Allan O'Neil Allan O’Neil has worked in Australia’s wholesale energy markets since their creation in the mid-1990’s, in trading, risk management, forecasting and analytical roles with major NEM electricity and gas retail and generation companies.

He is now an independent energy markets consultant, working with clients on projects across a spectrum of wholesale, retail, electricity and gas issues.

You can view Allan’s LinkedIn profile here.

Allan will be sporadically reviewing market events here on WattClarity

Allan has also begun providing an on-site educational service covering how spot prices are set in the NEM, and other important aspects of the physical electricity market – further details here.

3 Comments on "A Second Serving of the Q2 Elephant"

  1. Jennifer Brownie | Friday, June 25 2021 at 5:32 pm | Reply

    Thanks Allan for dissecting the elephant’s toe nails. This consumer advocate found it fascinating since 5 minute settlement is rapidly approaching. Volatility in wholesale prices can flow through to retail power bills. Since QEUN’s April 2021 survey of over 200 businesses in the Cairns region found over 60% had a medium concern about the payment of their power bills (20% had a very large concern), then are consumers already struggling with power bills about to struggle with fluctuating power bills caused by volatile wholesale market?

    • Fair question Jennifer. As you know wholesale energy costs are a proportion of consumer bills, and that proportion depends quite a bit on location (network costs), customer size, retail on-costs etc. Most customers won’t be directly exposed to short-term spot market volatility but trends in wholesale prices flow through to forward contracts and to retail pricing with a time lag – the length of this lag can be quite appreciable, again depending on customer specifics. The first post in this little series (https://wattclarity.com.au/articles/2021/06/eating-the-nems-q2-elephant-an-appetizer/) has some views of the impact of recent volatility on average and forward contract prices. For Queensland, average and forward prices are now well above where they were six or even twelve months ago, but still well below the levels prevailing over most of 2017 – 2019. The energy price component of consumer bills for many customers, eg those on tariffs set ~12 months ago would still reflect some impact of the high prices prevailing in that period so I don’t think the current volatility by itself should lead to a *jump* in that component, but obviously if it extends into subsequent quarters that could change. What’s probable is that is that signficant falls in that component which seemed on the cards just a few months ago are now less likely.

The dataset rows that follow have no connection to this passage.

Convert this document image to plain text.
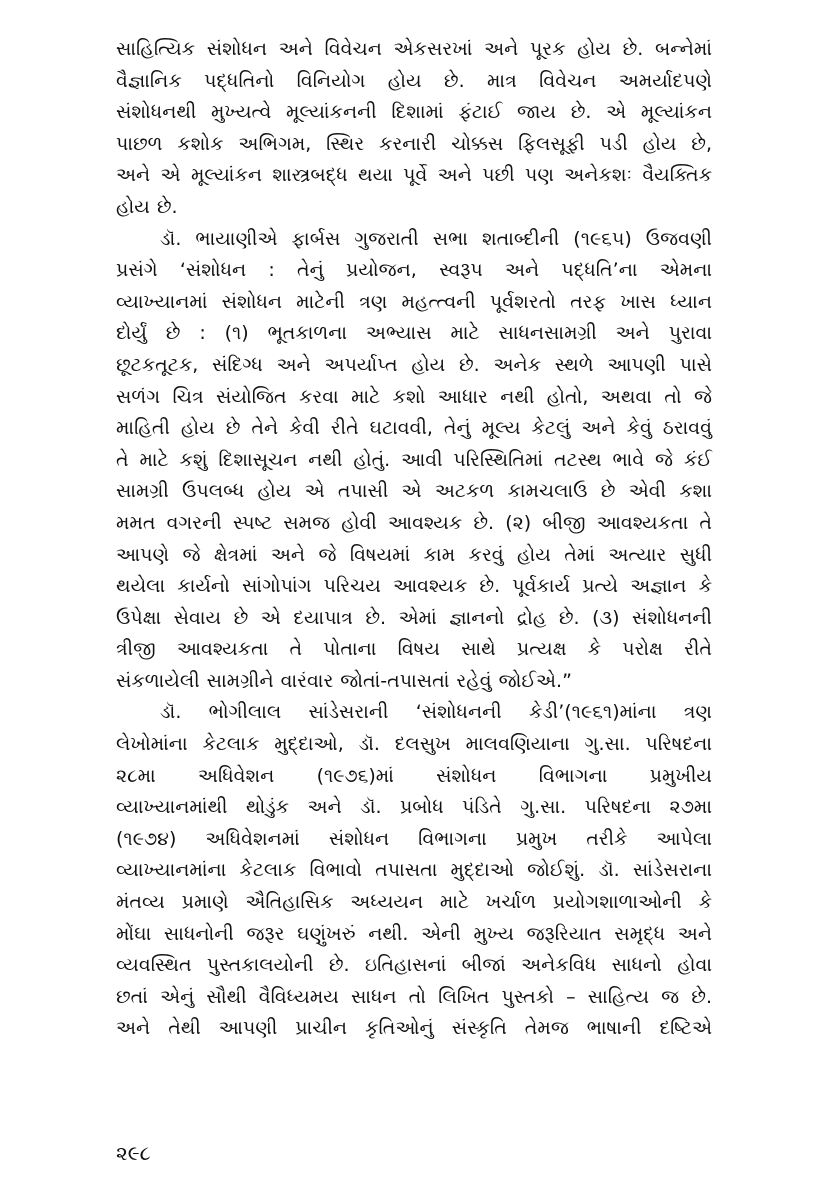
સાહિત્યિક સંશોધન અને વિવેચન એકસરખાં અને પૂરક હોય છે. બન્નેમાં
વૈજ્ઞાનિક પદ્ધતિનો વિનિયોગ હોય છે. માત્ર વિવેચન અમર્યાદપણે
સંશોધનથી મુખ્યત્વે મૂલ્યાંકનની દિશામાં ફંટાઈ જાય છે. એ મૂલ્યાંકન
પાછળ કશોક અભિગમ, સ્થિર કરનારી ચોક્કસ ફિલસૂફી પડી હોય છે,
અને એ મૂલ્યાંકન શાસ્ત્રબદ્ધ થયા પૂર્વે અને પછી પણ અનેકશઃ વૈયક્તિક
હોય છે.

ડૉ. ભાયાણીએ ફાર્બસ ગુજરાતી સભા શતાબ્દીની (૧૯૬૫) ઉજવણી
પ્રસંગે ‘સંશોધન : તેનું પ્રયોજન, સ્વરૂપ અને પદ્ધતિ’ના એમના
વ્યાખ્યાનમાં સંશોધન માટેની ત્રણ મહત્ત્વની પૂર્વશરતો તરફ ખાસ ધ્યાન
દોર્યું છે : (૧) ભૂતકાળના અભ્યાસ માટે સાધનસામગ્રી અને પુરાવા
છૂટકતૂટક, સંદિગ્ધ અને અપર્યાપ્ત હોય છે. અનેક સ્થળે આપણી પાસે
સળંગ ચિત્ર સંયોજિત કરવા માટે કશો આધાર નથી હોતો, અથવા તો જે
માહિતી હોય છે તેને કેવી રીતે ઘટાવવી, તેનું મૂલ્ય કેટલું અને કેવું ઠરાવવું
તે માટે કશું દિશાસૂચન નથી હોતું. આવી પરિસ્થિતિમાં તટસ્થ ભાવે જે કંઈ
સામગ્રી ઉપલબ્ધ હોય એ તપાસી એ અટકળ કામચલાઉ છે એવી કશા
મમત વગરની સ્પષ્ટ સમજ હોવી આવશ્યક છે. (૨) બીજી આવશ્યકતા તે
આપણે જે ક્ષેત્રમાં અને જે વિષયમાં કામ કરવું હોય તેમાં અત્યાર સુધી
થયેલા કાર્યનો સાંગોપાંગ પરિચય આવશ્યક છે. પૂર્વકાર્ય પ્રત્યે અજ્ઞાન કે
ઉપેક્ષા સેવાય છે એ દયાપાત્ર છે. એમાં જ્ઞાનનો દ્રોહ છે. (૩) સંશોધનની
ત્રીજી આવશ્યકતા તે પોતાના વિષય સાથે પ્રત્યક્ષ કે પરોક્ષ રીતે
સંકળાયેલી સામગ્રીને વારંવાર જોતાં-તપાસતાં રહેવું જોઈએ.”

ડૉ. ભોગીલાલ સાંડેસરાની ‘સંશોધનની કેડી’(૧૯૬૧)માંના ત્રણ
લેખોમાંના કેટલાક મુદ્દાઓ, ડૉ. દલસુખ માલવણિયાના ગુ.સા. પરિષદના
૨૮મા અધિવેશન (૧૯૭૬)માં સંશોધન વિભાગના પ્રમુખીય
વ્યાખ્યાનમાંથી થોડુંક અને ડૉ. પ્રબોધ પંડિતે ગુ.સા. પરિષદના ૨૭મા
(૧૯૭૪) અધિવેશનમાં સંશોધન વિભાગના પ્રમુખ તરીકે આપેલા
વ્યાખ્યાનમાંના કેટલાક વિભાવો તપાસતા મુદ્દાઓ જોઈશું. ડૉ. સાંડેસરાના
મંતવ્ય પ્રમાણે ઐતિહાસિક અધ્યયન માટે ખર્ચાળ પ્રયોગશાળાઓની કે
મોંઘા સાધનોની જરૂર ઘણુંખરું નથી. એની મુખ્ય જરૂરિયાત સમૃદ્ધ અને
વ્યવસ્થિત પુસ્તકાલયોની છે. ઇતિહાસનાં બીજાં અનેકવિધ સાધનો હોવા
છતાં એનું સૌથી વૈવિધ્યમય સાધન તો લિખિત પુસ્તકો – સાહિત્ય જ છે.
અને તેથી આપણી પ્રાચીન કૃતિઓનું સંસ્કૃતિ તેમજ ભાષાની દષ્ટિએ

૨૯૮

  2. Jennifer Brownie | Monday, June 28 2021 at 8:36 am | Reply

    Thanks Allan. If volatility increases then this could be priced into retail offers which could be more problematic for small retailers with small generation portfolios, this could impact retail competition. With the COVID19 pandemic continuing and no real idea as to when the international border will open, many businesses who are at present benefiting from lower wholesale/retail prices will have little ability to suddenly pay more if volatility is priced into retail offers in the future. Volatility is also enhanced by Jurisdictional Scheme Charges – a significant charge (eg 3.5%) that can without warning be imposed on consumers’ power bills. The COVID19 recovery of small business – the largest employer in Australia – is fragile eg Reserve Bank of Australia’s May 2021 charts has lending to small business as flat lining and business investment is continuing to fall despite the extension of generous tax write-offs (agriculture is bucking the trend). Therefore downward wholesale/retail prices are most welcome but a sudden spike or a consistent rise in wholesale prices would impede the COVID19 recovery. Since energy costs to over 700,000 business and residential customers in regional Queensland represent 35% of a power bill and 75% of the energy cost is the wholesale price, we are very interested to see if 5 minute settlement will increase volatility and therefore be priced into retail offers.